An ARV tablet being held in Kisumu, Kenya, on April 24, 2025. Photo Credit: Michel Lunanga/Getty Images

Health United Kingdom14. September 2025

Children’s Immune Systems May Be Key to HIV Cure

New findings suggest that children treated with antiretroviral drugs within the first six months of life could achieve long-term HIV remission, raising hope for the first scalable cure.

“Children have special immunological features which make it more likely that we will develop an HIV cure for them before other populations,” says paediatrician Alfredo Tagarro, pointing to how early treatment combined with unique immune responses sets young patients apart.

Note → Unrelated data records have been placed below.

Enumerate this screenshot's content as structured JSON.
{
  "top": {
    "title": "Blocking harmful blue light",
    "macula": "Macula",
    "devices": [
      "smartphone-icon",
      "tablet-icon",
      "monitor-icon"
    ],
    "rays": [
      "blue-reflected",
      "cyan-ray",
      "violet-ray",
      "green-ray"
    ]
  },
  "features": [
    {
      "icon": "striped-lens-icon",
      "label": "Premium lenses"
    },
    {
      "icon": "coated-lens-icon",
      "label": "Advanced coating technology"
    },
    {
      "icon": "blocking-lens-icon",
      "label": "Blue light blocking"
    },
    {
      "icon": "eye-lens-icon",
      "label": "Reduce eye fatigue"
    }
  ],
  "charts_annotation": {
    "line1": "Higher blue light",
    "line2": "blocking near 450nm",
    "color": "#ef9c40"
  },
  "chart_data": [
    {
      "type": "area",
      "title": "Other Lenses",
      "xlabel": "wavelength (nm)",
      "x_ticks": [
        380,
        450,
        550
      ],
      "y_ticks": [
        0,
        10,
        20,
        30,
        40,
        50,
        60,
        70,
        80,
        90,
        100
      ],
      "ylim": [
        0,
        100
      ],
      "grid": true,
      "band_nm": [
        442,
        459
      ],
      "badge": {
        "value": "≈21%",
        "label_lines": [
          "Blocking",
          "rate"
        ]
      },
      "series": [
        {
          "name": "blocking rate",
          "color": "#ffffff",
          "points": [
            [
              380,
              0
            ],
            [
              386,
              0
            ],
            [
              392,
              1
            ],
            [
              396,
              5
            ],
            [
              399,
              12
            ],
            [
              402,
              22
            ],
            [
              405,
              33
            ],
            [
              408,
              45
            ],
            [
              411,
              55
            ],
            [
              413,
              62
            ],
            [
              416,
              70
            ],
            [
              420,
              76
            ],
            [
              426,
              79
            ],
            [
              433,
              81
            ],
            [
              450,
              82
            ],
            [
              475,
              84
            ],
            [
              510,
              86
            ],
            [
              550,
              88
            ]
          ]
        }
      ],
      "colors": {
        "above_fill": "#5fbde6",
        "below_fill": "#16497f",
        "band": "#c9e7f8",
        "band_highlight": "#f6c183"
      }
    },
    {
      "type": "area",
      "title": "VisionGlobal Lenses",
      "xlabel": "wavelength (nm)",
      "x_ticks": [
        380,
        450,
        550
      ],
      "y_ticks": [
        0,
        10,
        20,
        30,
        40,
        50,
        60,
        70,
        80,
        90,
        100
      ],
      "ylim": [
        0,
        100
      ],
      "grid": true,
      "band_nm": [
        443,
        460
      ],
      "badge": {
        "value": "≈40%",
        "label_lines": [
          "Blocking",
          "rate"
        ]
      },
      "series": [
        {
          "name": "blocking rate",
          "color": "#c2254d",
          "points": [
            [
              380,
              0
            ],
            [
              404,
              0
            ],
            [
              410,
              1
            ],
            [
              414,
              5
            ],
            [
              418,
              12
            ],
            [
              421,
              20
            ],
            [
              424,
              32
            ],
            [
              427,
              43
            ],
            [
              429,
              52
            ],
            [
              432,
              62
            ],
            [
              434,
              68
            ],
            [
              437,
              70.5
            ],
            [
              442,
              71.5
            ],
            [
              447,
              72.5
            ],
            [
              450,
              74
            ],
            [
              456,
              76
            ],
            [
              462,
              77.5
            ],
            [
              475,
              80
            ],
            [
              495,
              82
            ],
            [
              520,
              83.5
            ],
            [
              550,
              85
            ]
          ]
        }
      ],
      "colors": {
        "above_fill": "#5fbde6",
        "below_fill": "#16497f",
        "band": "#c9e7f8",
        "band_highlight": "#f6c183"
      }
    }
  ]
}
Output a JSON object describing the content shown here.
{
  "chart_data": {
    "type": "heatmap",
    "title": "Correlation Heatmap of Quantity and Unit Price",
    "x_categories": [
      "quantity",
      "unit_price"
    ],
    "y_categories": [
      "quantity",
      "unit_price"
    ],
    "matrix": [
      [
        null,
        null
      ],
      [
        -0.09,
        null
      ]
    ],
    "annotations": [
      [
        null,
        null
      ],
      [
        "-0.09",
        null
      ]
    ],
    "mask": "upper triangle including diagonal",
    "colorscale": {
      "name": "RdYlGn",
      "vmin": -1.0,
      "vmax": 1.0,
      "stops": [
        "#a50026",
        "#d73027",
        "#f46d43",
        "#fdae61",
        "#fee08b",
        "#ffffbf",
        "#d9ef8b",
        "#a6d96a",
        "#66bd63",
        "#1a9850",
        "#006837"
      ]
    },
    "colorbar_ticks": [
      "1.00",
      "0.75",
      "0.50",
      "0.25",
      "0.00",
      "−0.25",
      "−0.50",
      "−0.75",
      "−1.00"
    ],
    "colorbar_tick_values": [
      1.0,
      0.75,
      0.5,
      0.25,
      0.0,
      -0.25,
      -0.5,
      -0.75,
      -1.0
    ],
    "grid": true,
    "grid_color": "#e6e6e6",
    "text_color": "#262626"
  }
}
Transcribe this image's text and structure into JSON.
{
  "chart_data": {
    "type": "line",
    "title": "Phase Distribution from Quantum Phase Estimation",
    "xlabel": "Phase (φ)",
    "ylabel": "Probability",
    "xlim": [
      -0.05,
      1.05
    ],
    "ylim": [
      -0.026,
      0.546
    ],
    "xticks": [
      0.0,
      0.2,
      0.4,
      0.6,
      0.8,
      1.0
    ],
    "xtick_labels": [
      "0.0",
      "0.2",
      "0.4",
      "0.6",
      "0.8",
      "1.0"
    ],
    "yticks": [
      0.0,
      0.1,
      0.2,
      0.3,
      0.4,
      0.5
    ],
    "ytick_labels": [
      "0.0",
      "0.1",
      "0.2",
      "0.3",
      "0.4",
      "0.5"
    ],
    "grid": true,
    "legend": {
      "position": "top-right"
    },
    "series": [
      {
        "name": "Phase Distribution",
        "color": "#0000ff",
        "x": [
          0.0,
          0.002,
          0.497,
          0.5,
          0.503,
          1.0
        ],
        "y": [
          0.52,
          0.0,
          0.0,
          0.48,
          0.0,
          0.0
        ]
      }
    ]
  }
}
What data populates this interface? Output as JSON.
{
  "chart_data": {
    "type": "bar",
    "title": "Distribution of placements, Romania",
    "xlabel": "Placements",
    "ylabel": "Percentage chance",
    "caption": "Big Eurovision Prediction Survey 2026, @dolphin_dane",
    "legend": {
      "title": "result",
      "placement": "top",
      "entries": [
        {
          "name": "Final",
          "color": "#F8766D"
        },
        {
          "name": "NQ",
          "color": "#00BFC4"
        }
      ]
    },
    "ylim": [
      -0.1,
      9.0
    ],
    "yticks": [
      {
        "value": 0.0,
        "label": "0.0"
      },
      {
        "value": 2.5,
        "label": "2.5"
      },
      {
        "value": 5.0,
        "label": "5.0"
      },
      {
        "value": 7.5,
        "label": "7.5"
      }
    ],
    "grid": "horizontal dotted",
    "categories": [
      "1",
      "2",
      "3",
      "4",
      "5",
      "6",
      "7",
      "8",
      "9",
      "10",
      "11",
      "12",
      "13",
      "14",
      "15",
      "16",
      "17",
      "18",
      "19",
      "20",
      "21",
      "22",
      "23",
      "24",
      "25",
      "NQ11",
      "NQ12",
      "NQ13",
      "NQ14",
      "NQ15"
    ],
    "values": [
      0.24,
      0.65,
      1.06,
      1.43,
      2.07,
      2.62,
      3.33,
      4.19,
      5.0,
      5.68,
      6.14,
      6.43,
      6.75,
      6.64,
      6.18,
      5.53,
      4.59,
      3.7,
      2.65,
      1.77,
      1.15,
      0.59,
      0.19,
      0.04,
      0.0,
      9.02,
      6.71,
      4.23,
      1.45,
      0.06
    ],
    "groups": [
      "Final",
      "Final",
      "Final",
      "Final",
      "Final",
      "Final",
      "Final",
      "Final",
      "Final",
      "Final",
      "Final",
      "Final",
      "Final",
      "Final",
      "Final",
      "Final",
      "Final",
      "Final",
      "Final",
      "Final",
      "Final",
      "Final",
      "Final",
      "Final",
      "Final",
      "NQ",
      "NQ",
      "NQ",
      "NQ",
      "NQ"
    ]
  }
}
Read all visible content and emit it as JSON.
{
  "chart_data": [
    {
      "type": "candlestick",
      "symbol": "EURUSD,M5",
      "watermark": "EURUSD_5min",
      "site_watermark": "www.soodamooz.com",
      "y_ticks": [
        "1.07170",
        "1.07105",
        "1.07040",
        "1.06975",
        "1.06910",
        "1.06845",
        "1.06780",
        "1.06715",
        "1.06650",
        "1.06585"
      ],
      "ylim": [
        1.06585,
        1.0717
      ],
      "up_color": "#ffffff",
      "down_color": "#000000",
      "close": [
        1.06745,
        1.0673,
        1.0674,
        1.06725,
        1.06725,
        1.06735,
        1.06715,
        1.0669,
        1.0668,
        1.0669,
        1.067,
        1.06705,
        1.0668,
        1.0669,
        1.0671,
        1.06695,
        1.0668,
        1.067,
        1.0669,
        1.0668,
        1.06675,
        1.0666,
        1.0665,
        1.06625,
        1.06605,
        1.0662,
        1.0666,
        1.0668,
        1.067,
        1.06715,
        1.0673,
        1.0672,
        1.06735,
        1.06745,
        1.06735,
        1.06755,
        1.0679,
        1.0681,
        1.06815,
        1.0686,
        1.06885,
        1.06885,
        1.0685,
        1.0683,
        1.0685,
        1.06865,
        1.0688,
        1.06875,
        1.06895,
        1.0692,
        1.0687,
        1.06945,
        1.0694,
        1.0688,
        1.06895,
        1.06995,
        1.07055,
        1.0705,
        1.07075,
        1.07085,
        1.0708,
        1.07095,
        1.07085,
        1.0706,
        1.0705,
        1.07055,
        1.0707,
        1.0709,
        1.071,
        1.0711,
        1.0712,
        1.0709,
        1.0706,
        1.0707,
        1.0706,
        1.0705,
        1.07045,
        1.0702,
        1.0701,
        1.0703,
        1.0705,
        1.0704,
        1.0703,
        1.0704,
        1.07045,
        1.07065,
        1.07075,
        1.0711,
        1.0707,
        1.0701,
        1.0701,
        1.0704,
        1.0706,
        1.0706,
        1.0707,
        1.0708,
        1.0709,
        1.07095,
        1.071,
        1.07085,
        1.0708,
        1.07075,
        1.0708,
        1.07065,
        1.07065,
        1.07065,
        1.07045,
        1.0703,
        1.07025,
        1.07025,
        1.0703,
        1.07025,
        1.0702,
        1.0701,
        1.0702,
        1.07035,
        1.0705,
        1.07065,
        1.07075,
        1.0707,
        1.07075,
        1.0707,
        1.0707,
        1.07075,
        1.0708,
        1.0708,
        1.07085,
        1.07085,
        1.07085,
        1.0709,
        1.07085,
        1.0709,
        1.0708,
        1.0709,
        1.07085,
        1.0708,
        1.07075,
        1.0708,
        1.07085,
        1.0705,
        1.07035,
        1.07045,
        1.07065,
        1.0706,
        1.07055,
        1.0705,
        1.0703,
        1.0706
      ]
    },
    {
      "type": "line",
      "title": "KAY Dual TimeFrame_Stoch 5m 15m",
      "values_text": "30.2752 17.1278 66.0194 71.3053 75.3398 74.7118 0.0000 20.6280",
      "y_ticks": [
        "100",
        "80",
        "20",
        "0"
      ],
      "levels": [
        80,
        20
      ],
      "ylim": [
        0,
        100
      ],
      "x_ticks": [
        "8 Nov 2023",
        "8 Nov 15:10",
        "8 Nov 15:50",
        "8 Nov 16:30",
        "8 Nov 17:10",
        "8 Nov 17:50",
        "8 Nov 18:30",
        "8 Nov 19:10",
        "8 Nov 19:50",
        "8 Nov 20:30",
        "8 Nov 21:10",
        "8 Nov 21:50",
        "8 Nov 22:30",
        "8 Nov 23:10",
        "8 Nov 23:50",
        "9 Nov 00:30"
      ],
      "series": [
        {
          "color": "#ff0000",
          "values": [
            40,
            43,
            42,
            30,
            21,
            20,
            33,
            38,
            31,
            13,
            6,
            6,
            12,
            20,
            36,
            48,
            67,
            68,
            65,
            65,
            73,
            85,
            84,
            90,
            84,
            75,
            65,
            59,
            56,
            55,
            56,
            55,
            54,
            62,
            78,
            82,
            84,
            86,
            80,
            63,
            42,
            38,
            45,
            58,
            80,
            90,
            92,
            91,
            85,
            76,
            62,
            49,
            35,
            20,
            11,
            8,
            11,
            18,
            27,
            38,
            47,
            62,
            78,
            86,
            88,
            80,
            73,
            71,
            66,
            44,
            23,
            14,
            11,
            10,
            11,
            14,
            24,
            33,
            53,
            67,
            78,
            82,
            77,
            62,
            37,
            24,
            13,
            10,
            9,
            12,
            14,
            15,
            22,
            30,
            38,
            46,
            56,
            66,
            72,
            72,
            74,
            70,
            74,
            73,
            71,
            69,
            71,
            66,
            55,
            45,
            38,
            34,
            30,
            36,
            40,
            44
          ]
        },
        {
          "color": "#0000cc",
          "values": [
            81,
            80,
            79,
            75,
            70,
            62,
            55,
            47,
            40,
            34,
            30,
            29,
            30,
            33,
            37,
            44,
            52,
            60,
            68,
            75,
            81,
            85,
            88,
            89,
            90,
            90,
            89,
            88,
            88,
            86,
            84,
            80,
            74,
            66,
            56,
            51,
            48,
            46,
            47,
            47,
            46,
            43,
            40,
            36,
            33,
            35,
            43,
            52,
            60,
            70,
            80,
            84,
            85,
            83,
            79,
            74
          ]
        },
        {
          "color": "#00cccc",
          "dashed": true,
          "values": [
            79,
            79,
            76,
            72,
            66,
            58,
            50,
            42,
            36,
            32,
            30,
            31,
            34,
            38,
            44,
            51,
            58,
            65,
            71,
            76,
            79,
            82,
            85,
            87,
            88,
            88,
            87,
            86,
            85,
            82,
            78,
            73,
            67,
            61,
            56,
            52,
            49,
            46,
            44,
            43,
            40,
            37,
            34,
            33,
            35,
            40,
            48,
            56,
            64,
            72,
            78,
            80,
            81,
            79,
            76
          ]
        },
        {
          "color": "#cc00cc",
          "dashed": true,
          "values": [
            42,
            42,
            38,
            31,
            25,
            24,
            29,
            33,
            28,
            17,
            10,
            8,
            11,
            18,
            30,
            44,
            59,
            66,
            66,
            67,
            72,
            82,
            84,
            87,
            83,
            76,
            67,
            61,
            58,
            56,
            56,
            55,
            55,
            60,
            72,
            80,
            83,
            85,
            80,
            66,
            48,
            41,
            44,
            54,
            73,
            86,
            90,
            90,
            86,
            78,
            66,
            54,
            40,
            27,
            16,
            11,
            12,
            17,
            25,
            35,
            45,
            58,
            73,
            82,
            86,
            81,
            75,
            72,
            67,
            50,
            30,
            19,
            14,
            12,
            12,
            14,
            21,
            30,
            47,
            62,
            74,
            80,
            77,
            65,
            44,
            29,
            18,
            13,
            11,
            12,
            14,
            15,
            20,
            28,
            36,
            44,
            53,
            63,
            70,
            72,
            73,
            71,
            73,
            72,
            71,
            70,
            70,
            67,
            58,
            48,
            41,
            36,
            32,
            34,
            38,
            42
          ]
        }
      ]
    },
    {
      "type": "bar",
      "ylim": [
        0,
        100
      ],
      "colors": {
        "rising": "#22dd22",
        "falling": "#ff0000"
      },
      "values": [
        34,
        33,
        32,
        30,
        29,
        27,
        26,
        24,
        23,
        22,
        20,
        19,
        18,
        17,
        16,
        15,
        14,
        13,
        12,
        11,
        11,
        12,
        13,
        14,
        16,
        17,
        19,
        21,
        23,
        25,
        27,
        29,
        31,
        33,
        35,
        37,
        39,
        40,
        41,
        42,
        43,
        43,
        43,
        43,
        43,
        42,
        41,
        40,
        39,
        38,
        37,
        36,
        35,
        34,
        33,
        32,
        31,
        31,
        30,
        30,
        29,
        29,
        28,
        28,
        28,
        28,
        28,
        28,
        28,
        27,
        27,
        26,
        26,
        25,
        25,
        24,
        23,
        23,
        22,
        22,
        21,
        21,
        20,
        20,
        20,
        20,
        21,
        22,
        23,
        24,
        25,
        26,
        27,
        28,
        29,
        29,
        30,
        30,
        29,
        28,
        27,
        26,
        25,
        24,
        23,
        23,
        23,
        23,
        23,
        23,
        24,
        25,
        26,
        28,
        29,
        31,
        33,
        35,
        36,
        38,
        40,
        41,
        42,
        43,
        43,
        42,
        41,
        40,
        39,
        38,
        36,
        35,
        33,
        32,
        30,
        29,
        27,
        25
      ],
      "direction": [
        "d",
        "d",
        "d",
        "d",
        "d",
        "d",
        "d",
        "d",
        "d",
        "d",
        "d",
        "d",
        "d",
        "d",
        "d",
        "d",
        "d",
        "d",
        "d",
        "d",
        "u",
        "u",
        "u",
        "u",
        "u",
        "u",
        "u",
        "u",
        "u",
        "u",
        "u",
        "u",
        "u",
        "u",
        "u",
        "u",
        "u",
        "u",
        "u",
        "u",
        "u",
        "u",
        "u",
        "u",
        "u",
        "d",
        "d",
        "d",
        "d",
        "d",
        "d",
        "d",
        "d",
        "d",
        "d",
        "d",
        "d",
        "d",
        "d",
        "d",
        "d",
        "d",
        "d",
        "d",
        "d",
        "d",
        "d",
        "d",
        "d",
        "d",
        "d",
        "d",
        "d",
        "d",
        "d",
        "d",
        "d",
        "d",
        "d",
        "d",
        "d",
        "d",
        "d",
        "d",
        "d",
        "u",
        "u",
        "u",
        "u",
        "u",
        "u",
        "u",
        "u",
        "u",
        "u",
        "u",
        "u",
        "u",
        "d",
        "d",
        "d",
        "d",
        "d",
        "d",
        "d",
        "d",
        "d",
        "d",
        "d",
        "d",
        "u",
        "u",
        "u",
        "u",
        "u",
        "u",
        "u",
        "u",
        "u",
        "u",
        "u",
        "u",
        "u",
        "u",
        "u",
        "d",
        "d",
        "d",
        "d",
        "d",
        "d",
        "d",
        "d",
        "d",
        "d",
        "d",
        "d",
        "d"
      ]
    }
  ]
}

Researchers tracked several hundred HIV-positive infants in KwaZulu-Natal, South Africa, who began antiretroviral therapy shortly after birth. Astonishingly, five children who stopped treatment months later were found to have undetectable viral levels, defying the usual two- to three-week rebound; one child remained in remission for 17 months. At a recent conference, Tagarro shared that about 5% of children treated within six months suppress the viral reservoir to nearly undetectable levels — without ongoing medication. Building on this promise, Oxford’s Philip Goulder is now testing a trial of 19 children, six of whom have already maintained viral control for over 18 months. With tools like broadly neutralising antibodies, vaccines, and even gene therapies on the horizon, these early successes could guide the world toward a functional cure—starting with children and eventually expanding to everyone living with HIV.